Vonage Holdings said Nov. 8 it has reached an agreement in principle to settle a patent infringement lawsuit brought against the VOIP provider by AT&T. The general terms would require Vonage to pay AT&T $39 million over five years.
If the deal is finalized, Vonage will have settled all its infringement legal woes brought by the countrys three major telecommunications carriers. In October, Vonage agreed to pay Sprint Nextel $80 million and settled with Verizon for a still undisclosed amount between $80 million and $120 million.
However, the settlements continue to batter Vonages bottom line. The company said Nov. 8 it lost $161.7 million in the third quarter ending Sept. 30. The losses included $132 million in patent infringement settlements. Third-quarter losses in 2006 were $62.1 million.
Driven by an increase in net subscriber lines, Vonage also reported third quarter revenue of $211 million, a 30 percent increase over the year ago third-quarter revenue. The company added 78,000 new subscribers in the third quarter and reported the average monthly revenue per line was $28.24.
Overall, Vonage claims 2.5 million subscribers, an increase of almost 500,000 customers over last year. Customer churn rose to 3 percent in the third quarter, up from 2.5 percent in the second quarter.
"We are executing against our strategy to fix the fundamentals of our business," Vonage chairman Jeffrey Citron said in a statement. "We are acquiring customers more effectively and running the business at an improved cost structure.

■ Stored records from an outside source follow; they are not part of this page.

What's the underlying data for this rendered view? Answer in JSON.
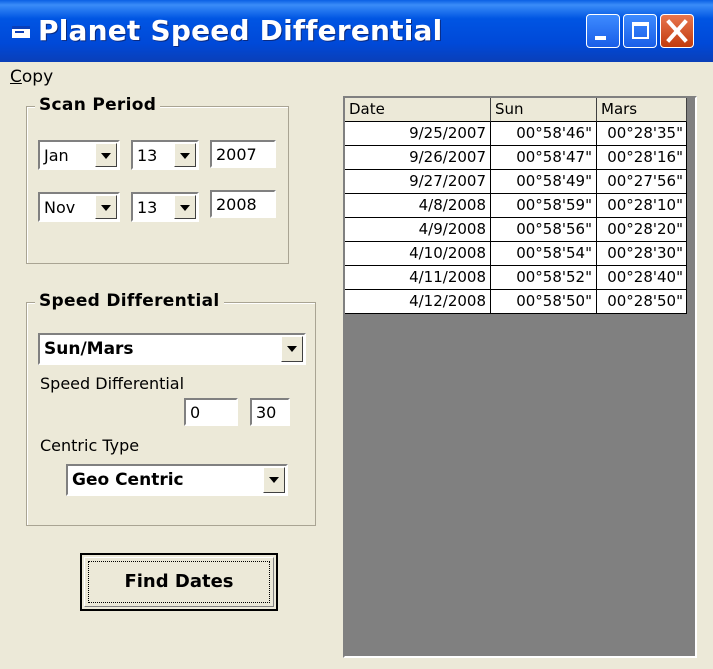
{
  "window": {
    "title": "Planet Speed Differential"
  },
  "menu": {
    "copy_underlined": "C",
    "copy_rest": "opy"
  },
  "scan_period": {
    "legend": "Scan Period",
    "start": {
      "month": "Jan",
      "day": "13",
      "year": "2007"
    },
    "end": {
      "month": "Nov",
      "day": "13",
      "year": "2008"
    }
  },
  "speed_differential": {
    "legend": "Speed Differential",
    "planet_pair": "Sun/Mars",
    "label": "Speed Differential",
    "value_a": "0",
    "value_b": "30",
    "centric_label": "Centric Type",
    "centric_value": "Geo Centric"
  },
  "find_button": {
    "label": "Find Dates"
  },
  "results": {
    "columns": [
      "Date",
      "Sun",
      "Mars"
    ],
    "rows": [
      [
        "9/25/2007",
        "00°58'46\"",
        "00°28'35\""
      ],
      [
        "9/26/2007",
        "00°58'47\"",
        "00°28'16\""
      ],
      [
        "9/27/2007",
        "00°58'49\"",
        "00°27'56\""
      ],
      [
        "4/8/2008",
        "00°58'59\"",
        "00°28'10\""
      ],
      [
        "4/9/2008",
        "00°58'56\"",
        "00°28'20\""
      ],
      [
        "4/10/2008",
        "00°58'54\"",
        "00°28'30\""
      ],
      [
        "4/11/2008",
        "00°58'52\"",
        "00°28'40\""
      ],
      [
        "4/12/2008",
        "00°58'50\"",
        "00°28'50\""
      ]
    ]
  }
}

While this has resulted in positive changes in our business, we have much more to do."
On Sept. 26, the Court of Appeals ruled Vonage infringed two patents held by Verizon and remanded a third infringement claim back to a lower court. The appeals panel also vacated the entire award of $58 million in damages and ordered the lower court to reconsider and recalculate the damages.

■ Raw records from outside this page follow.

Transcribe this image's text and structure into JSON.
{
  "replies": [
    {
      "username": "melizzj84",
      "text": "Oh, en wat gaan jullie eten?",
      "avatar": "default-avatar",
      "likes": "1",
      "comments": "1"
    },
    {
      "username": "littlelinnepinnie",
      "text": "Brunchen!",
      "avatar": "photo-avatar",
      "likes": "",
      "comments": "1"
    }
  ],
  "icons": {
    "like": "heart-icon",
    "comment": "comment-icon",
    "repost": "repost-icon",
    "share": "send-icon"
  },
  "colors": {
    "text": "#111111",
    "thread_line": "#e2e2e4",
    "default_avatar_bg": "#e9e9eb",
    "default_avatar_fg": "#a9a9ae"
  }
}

After Vonage agreed to the settle the dispute Oct. 26, the company and Verizon agreed that if Vonage wins rehearing on either of the two patents or if the injunction is vacated, Vonage will pay Verizon $80 million. If Vonage does not win a rehearing on either of the patents, or if the stay is lifted reinstating the injunction, Vonage will pay $120 million, which includes $2.5 million payable to certain charities.
The Verizon patents, filed in 1997, cover the translation of domain names and IP addresses to telephone numbers when Internet calls are passed off to the traditional telephone system. Vonage claims the solution was obvious to those skilled in the art and that the Patent and Trademark Office should have never issued the patents to Verizon.